Amongst their first calls was Michael Rubinoff, a Toronto lawyer and theatre producer who turned the story of passengers on planes diverted to Gander, Nfld. after the 9/11 assaults in New York into hit musical “Come From Away.”
“We didn’t think about that he would really come on board. We simply thought we’d attempt to choose his mind on, ‘Are we loopy? Ought to we do that? How would we go about it?’” Bagozzi recalled.
Rubinoff wasn’t fazed by the unlikely caller. Although many would assume he was shocked to listen to a fast-food model needed to leap into theatre, he didn’t discover it uncommon as a result of “Tims has been a part of Broadway for a few years.”
“The Tims emblem is on one of many backdrops in ‘The Ebook of Mormon’ that folks don’t understand and naturally, within the musical I’m concerned in, ‘Come From Away,’ Tims performs a very necessary half,” Rubinoff stated.
“After the opening quantity, the primary line is ‘I begin my day at Tim Hortons’ and we’ve got a scene within the Tim Hortons and we come again to it, so Tim Hortons in musical theatre didn’t appear as outlandish to me because it might need to different individuals.”
Alongside Rubinoff, different expertise began flowing in.
Nick Inexperienced, the playwright behind “Casey and Diana,” wrote the script and Anika and Britta Johnson of “Life After” created the music and lyrics, which embrace a music referred to as “What would you do for a Timbit?”
The solid options Stratford and Shaw pageant regulars Andrew Broderick, DeAnn deGruijter and Danté Prince, in addition to Broadway stars Chilina Kennedy, Sara Farb, Jake Epstein and Kimberly-Ann Truong. Kaya Kanashiro from TV present “Type Of” additionally has a task.

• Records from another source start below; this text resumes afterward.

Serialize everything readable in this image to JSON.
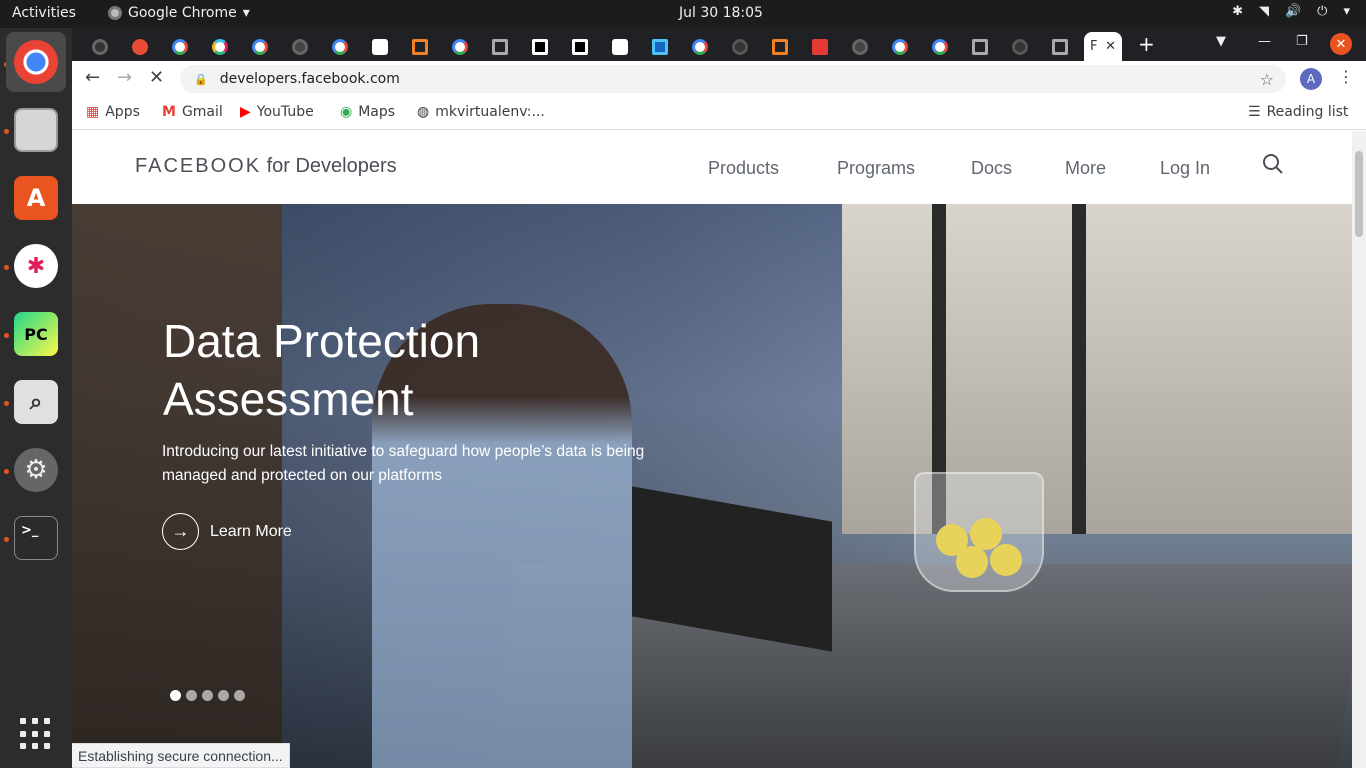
{
  "topbar": {
    "activities": "Activities",
    "app_name": "Google Chrome",
    "clock": "Jul 30  18:05"
  },
  "dock": {
    "apps": [
      "chrome",
      "files",
      "software-center",
      "slack",
      "pycharm",
      "image-viewer",
      "settings",
      "terminal"
    ]
  },
  "browser": {
    "active_tab_letter": "F",
    "url": "developers.facebook.com",
    "profile_initial": "A",
    "bookmarks": [
      {
        "label": "Apps",
        "icon": "apps-grid-icon"
      },
      {
        "label": "Gmail",
        "icon": "gmail-icon"
      },
      {
        "label": "YouTube",
        "icon": "youtube-icon"
      },
      {
        "label": "Maps",
        "icon": "maps-icon"
      },
      {
        "label": "mkvirtualenv:...",
        "icon": "globe-icon"
      }
    ],
    "reading_list": "Reading list",
    "status": "Establishing secure connection..."
  },
  "site": {
    "logo_brand": "FACEBOOK",
    "logo_suffix": "for Developers",
    "nav": [
      "Products",
      "Programs",
      "Docs",
      "More",
      "Log In"
    ],
    "hero": {
      "title_line1": "Data Protection",
      "title_line2": "Assessment",
      "subtitle": "Introducing our latest initiative to safeguard how people’s data is being managed and protected on our platforms",
      "cta": "Learn More",
      "slides": 5,
      "active_slide": 1
    }
  },
  "colors": {
    "accent_ubuntu": "#e95420",
    "chrome_dark": "#202124",
    "fb_nav_text": "#606770"
  }
}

Most had been shocked Tims, which is spending the 12 months centered on increasing its afternoon and night gross sales, was behind the play. As soon as they noticed the calibre of theatrical expertise on board, they realized “that is going to be one thing that they’re excited to connect themselves to,” Rubinoff stated.

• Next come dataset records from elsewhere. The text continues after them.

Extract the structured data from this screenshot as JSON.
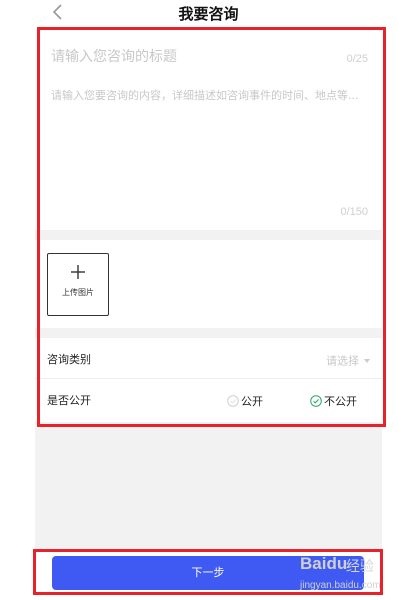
{
  "header": {
    "back_icon": "chevron-left-icon",
    "title": "我要咨询"
  },
  "form": {
    "title_placeholder": "请输入您咨询的标题",
    "title_counter": "0/25",
    "content_placeholder": "请输入您要咨询的内容，详细描述如咨询事件的时间、地点等...",
    "content_counter": "0/150",
    "upload_label": "上传图片",
    "upload_icon": "plus-icon",
    "category_label": "咨询类别",
    "category_placeholder": "请选择",
    "category_caret_icon": "caret-down-icon",
    "public_label": "是否公开",
    "public_options": [
      {
        "label": "公开",
        "selected": false
      },
      {
        "label": "不公开",
        "selected": true
      }
    ]
  },
  "footer": {
    "next_label": "下一步"
  },
  "watermark": {
    "logo": "Baidu",
    "text": "经验",
    "url": "jingyan.baidu.com"
  },
  "colors": {
    "primary_button": "#3f5af2",
    "radio_selected": "#2ba866",
    "radio_unselected": "#cccccc",
    "annotation_box": "#e8222b"
  }
}
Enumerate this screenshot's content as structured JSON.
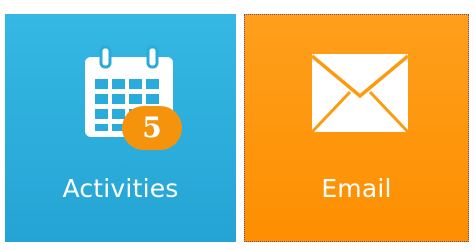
{
  "tiles": {
    "activities": {
      "label": "Activities",
      "badge_count": "5",
      "icon": "calendar-icon",
      "color": "#2aabd9",
      "badge_color": "#f5940c"
    },
    "email": {
      "label": "Email",
      "icon": "envelope-icon",
      "color": "#fd9a10"
    }
  }
}
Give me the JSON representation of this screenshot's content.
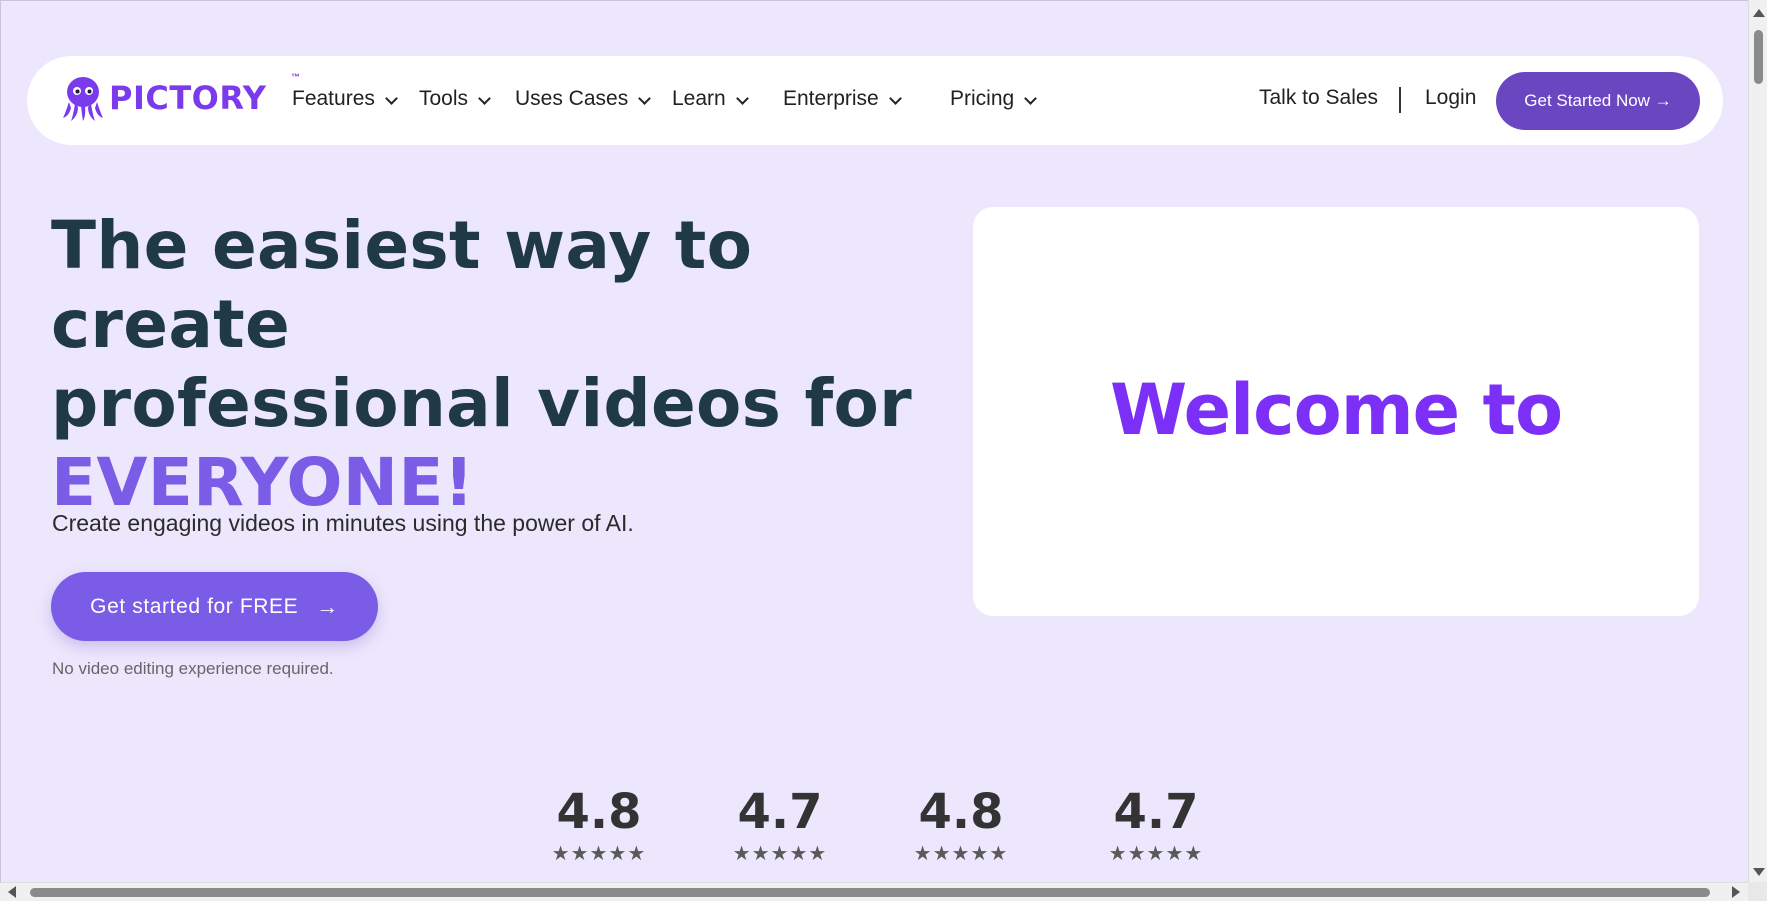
{
  "brand": {
    "name": "PICTORY",
    "tm": "™",
    "color": "#7c3aed"
  },
  "nav": {
    "items": [
      {
        "label": "Features"
      },
      {
        "label": "Tools"
      },
      {
        "label": "Uses Cases"
      },
      {
        "label": "Learn"
      },
      {
        "label": "Enterprise"
      },
      {
        "label": "Pricing"
      }
    ],
    "talk_to_sales": "Talk to Sales",
    "login": "Login",
    "cta": "Get Started Now →"
  },
  "hero": {
    "title_line1": "The easiest way to create",
    "title_line2": "professional videos for",
    "title_accent": "EVERYONE!",
    "subtitle": "Create engaging videos in minutes using the power of AI.",
    "cta": "Get started for FREE",
    "cta_arrow": "→",
    "note": "No video editing experience required."
  },
  "video": {
    "text": "Welcome to"
  },
  "ratings": [
    {
      "score": "4.8",
      "stars": "★★★★★"
    },
    {
      "score": "4.7",
      "stars": "★★★★★"
    },
    {
      "score": "4.8",
      "stars": "★★★★★"
    },
    {
      "score": "4.7",
      "stars": "★★★★★"
    }
  ],
  "colors": {
    "background": "#ece7fd",
    "accent": "#7b5ce6",
    "button_dark": "#6b46c1",
    "heading": "#1f3a44"
  }
}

The manufacturing comes as arts organizations have struggled to retain company funding. Final summer time, Bell stopped funding the Toronto Worldwide Movie Competition after 28 years of sponsorship. In March, the Financial institution of Nova Scotia ditched its title sponsorship of the Contact Images Competition in Toronto.

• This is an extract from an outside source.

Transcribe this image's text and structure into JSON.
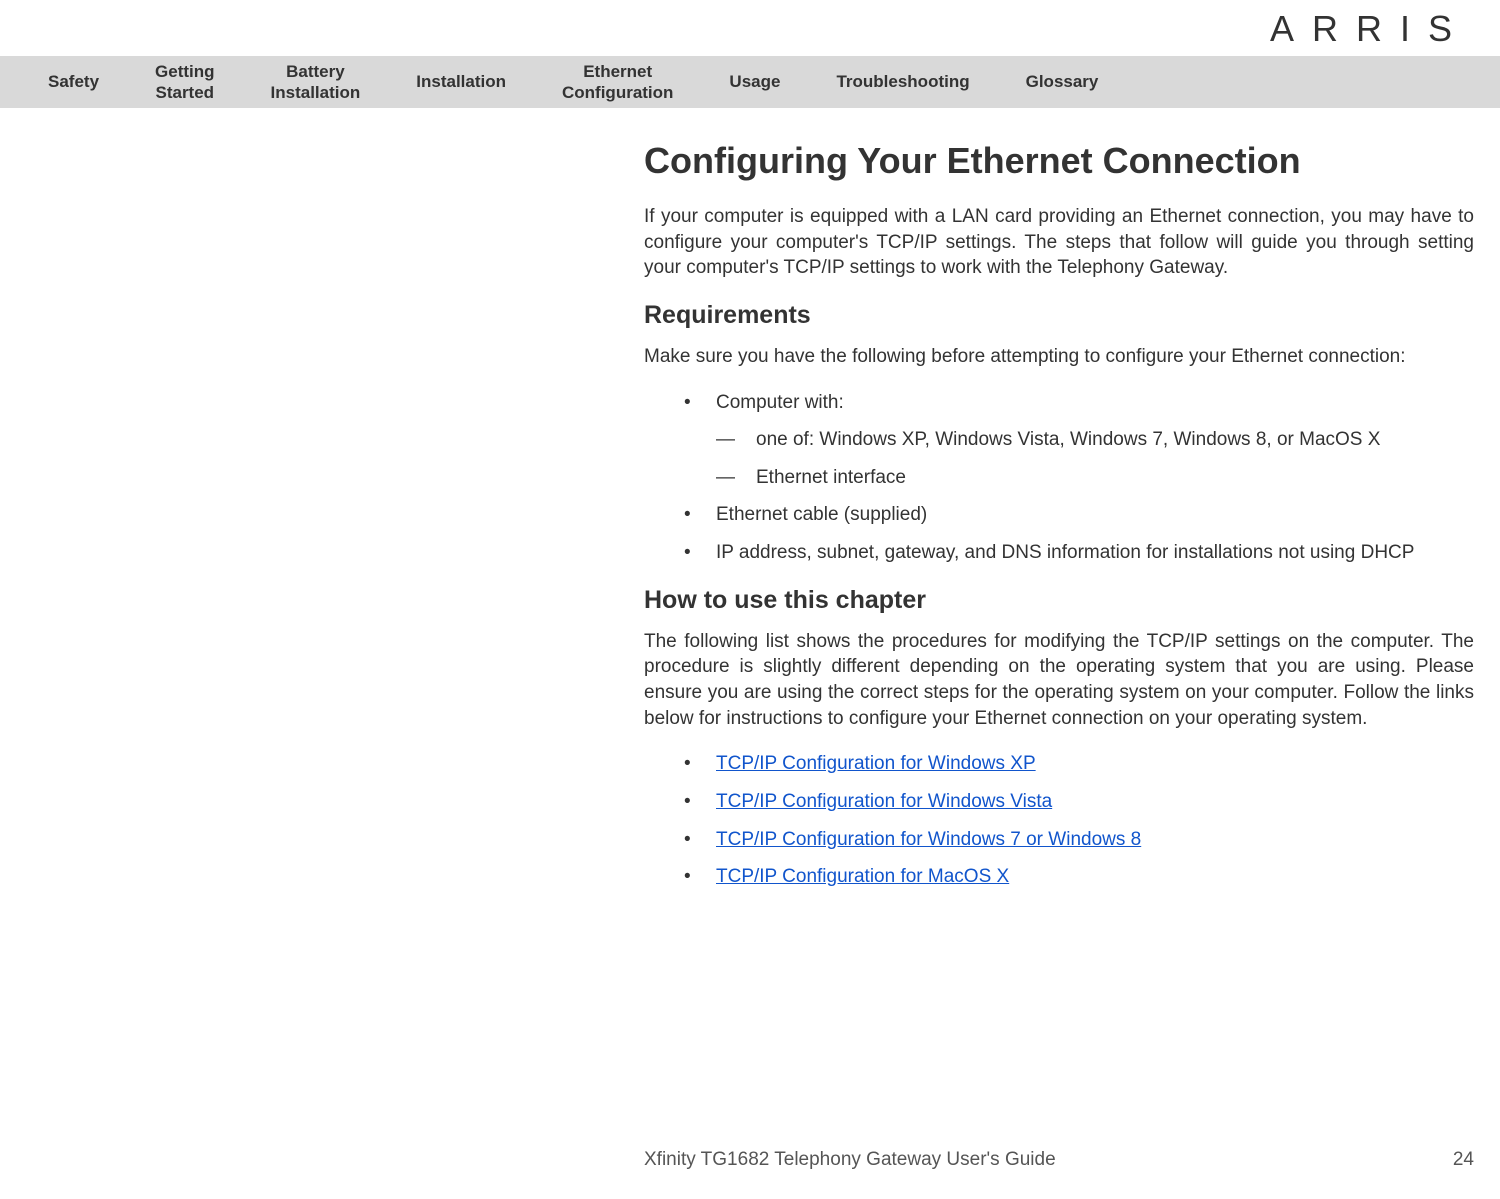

Scorching Docs, Canada’s largest documentary movie pageant, has additionally warned its future is in jeopardy.
Such struggles haven’t been misplaced on Rubinoff, who referred to as “The Final Timbit” a “main funding.”
“We solely get higher and we solely strengthen these expertise when we’ve got the alternatives to truly do the factor, and that is the chance to do the factor,” he stated.
He’s approaching the challenge with the identical seriousness as he does every other theatrical manufacturing. There’s been months of perfecting the script and desk reads and shortly, rehearsals will start.
The music has already grow to be an earworm.
“These songs have been on loop. I’m telling you I can’t sleep with out listening to the songs,” he stated. “I get up listening to the music, so I do know that it’s an important signal.”
Whereas he doesn’t need to give away too many hints in regards to the tunes or the play’s plot, he stated on the core of the storyline is a mom and daughter impacted by the storm. (The final Timbit they are going to vie for is a birthday one.)
And although the play is supposed to combine humour and coronary heart, he stated, “no one will gown up and dance like a Timbit, however I don’t need to say no to something.”
That features touring with the manufacturing, which can premiere in entrance of Tims franchisees visiting Toronto after which proceed with 5 exhibits for the general public. Tickets go on sale Friday.
Those that snag seats will be capable of purchase Tims-centric merchandise from Roots Corp., which doubles because the play’s wardrobe associate, and can seemingly discover a concession stand of Tims favourites, together with Timbits, Bagozzi stated.
“These received’t dance away,” Rubinoff chimed in. “You possibly can take pleasure in them.”